N_STATES = GRID_ROWS * GRID_COLS  # 100 个状态

START_STATE = 1     # 起始状态（左上角）
GOAL_STATE = 100    # 目标状态（右下角）

# Actions: 0 = up, 1 = down, 2 = left, 3 = right
ACTIONS = [0, 1, 2, 3]


In [None]:
def state_to_position(s):
  
    s_index = s - 1  # 变成 0~99
    row = s_index // GRID_ROWS
    col = s_index % GRID_COLS
    return row, col


def position_to_state(row, col):
   
    return row * GRID_COLS + col + 1


In [None]:
def step(state, action):
   
    row, col = state_to_position(state)

    if action == 0:      # up
        new_row, new_col = row - 1, col
    elif action == 1:    # down
        new_row, new_col = row + 1, col
    elif action == 2:    # left
        new_row, new_col = row, col - 1
    elif action == 3:    # right
        new_row, new_col = row, col + 1
    else:
        raise ValueError("Unknown action!")

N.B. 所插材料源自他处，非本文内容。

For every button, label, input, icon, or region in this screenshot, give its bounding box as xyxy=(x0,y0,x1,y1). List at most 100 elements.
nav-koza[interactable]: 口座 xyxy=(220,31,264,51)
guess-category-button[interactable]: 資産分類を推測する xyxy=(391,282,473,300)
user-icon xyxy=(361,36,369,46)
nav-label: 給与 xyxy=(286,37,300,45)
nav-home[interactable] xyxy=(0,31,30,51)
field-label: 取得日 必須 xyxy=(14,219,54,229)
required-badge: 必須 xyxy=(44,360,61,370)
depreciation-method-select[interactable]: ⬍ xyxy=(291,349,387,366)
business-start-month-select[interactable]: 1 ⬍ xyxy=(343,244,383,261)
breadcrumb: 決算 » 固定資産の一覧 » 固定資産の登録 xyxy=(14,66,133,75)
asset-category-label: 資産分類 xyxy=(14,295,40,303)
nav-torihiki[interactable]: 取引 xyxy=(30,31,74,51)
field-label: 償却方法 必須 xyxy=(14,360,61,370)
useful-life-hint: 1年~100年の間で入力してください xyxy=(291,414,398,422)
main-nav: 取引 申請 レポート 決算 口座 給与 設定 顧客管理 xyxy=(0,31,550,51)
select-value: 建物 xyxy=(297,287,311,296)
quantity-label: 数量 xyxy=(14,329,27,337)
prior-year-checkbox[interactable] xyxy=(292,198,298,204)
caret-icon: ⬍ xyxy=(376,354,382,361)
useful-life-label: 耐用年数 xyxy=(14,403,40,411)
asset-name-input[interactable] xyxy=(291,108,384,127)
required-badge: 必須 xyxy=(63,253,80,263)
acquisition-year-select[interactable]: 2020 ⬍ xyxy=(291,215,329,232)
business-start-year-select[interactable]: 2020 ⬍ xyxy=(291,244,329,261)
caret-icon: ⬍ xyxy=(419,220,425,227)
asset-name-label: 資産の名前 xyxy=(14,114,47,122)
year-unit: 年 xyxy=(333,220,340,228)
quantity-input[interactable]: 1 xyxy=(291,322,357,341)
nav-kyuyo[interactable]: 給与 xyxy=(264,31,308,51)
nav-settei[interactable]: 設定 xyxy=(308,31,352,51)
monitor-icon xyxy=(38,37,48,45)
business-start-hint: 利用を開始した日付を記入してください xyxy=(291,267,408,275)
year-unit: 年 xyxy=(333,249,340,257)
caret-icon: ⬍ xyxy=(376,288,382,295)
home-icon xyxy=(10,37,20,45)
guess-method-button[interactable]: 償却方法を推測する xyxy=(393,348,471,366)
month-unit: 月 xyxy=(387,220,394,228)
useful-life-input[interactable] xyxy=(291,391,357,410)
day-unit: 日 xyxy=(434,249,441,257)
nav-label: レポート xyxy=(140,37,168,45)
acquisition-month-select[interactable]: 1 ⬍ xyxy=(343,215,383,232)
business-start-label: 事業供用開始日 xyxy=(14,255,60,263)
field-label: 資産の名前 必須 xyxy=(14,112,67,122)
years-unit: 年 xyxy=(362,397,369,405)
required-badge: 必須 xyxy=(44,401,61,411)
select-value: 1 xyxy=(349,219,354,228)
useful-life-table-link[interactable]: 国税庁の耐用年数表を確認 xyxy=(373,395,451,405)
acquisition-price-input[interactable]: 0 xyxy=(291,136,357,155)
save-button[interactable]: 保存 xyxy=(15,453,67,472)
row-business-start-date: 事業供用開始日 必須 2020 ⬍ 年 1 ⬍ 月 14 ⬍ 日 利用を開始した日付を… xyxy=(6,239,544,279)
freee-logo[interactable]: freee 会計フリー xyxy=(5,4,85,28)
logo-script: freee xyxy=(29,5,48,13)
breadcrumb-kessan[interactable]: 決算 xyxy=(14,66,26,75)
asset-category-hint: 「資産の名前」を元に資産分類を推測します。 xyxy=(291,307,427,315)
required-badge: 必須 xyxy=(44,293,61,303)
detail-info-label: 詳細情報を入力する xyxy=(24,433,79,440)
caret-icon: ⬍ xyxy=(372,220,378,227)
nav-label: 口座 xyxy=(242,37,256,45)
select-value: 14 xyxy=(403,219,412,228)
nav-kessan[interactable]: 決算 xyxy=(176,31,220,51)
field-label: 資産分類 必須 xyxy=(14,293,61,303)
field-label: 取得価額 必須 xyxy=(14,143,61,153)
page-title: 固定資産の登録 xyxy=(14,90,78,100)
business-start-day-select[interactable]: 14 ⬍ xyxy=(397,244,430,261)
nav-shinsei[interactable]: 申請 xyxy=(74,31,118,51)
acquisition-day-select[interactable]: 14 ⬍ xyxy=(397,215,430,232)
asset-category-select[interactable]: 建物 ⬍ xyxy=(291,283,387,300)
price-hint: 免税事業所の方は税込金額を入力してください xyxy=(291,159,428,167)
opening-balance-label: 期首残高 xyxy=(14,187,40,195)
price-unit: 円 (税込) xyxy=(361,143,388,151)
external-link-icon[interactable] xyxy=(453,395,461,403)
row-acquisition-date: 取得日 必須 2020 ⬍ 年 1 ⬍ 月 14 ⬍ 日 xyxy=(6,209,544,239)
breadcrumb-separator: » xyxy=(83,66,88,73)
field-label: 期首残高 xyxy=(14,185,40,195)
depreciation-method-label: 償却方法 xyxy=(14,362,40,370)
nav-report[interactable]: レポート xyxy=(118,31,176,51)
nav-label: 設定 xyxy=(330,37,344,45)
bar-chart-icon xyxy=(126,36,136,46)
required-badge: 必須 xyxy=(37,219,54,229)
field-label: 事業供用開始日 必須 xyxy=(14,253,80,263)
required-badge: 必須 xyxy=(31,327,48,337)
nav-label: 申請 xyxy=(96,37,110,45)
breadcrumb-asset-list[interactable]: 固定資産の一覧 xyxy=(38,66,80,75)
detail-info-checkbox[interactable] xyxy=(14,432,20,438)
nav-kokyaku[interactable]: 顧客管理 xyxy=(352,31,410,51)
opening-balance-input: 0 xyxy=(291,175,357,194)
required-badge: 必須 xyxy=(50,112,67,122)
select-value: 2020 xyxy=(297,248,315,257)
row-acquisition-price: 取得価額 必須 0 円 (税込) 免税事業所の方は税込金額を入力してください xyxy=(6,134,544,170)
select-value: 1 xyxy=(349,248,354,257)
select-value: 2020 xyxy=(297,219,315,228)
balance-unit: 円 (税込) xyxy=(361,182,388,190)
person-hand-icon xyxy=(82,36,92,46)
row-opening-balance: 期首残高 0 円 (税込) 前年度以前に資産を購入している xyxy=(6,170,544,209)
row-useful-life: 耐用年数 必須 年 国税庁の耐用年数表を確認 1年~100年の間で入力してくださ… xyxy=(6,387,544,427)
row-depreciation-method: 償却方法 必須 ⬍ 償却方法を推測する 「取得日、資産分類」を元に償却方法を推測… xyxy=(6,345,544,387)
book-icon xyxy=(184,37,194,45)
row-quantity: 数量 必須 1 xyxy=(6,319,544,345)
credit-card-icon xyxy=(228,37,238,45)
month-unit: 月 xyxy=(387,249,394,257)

    # 边界条件：不能走出 0~9 的范围，超出就停在原地
    if new_row < 0 or new_row >= GRID_ROWS or new_col < 0 or new_col >= GRID_COLS:
        new_row, new_col = row, col  # 保持不变

    next_state = position_to_state(new_row, new_col)
    return next_state


In [None]:
def reward(state):
   
    if state == GOAL_STATE:
        return 100.0
    else:
        return 0.0


In [None]:
def run_episode_random(max_steps=1000):
  
    current_state = START_STATE
    total_reward = 0.0
    steps = 0

    for t in range(max_steps):
        # 随机选一个动作
        action = np.random.choice(ACTIONS)

        # 根据状态转移函数得到下一个状态
        next_state = step(current_state, action)

        # 根据新状态计算奖励
        r = reward(next_state)

        total_reward += r
        steps += 1

        # 如果到达目标状态，本回合结束
        if next_state == GOAL_STATE:
            break

        # 否则继续
        current_state = next_state

    # 平均每步奖励（避免除 0）
    avg_reward_per_step = total_reward / steps if steps > 0 else 0.0

    return avg_reward_per_step, steps


In [None]:
def run_multiple_episodes(n_runs=30, max_steps=1000):
   
    avg_rewards = []
    steps_list = []
    runtimes = []

    for i in range(n_runs):
        start_time = time.time()

        avg_r, steps = run_episode_random(max_steps=max_steps)

        end_time = time.time()
        runtime = end_time - start_time

        avg_rewards.append(avg_r)
        steps_list.append(steps)
        runtimes.append(runtime)

        print(f"Run {i+1}/{n_runs}: avg_reward = {avg_r:.4f}, steps = {steps}, runtime = {runtime:.4f} s")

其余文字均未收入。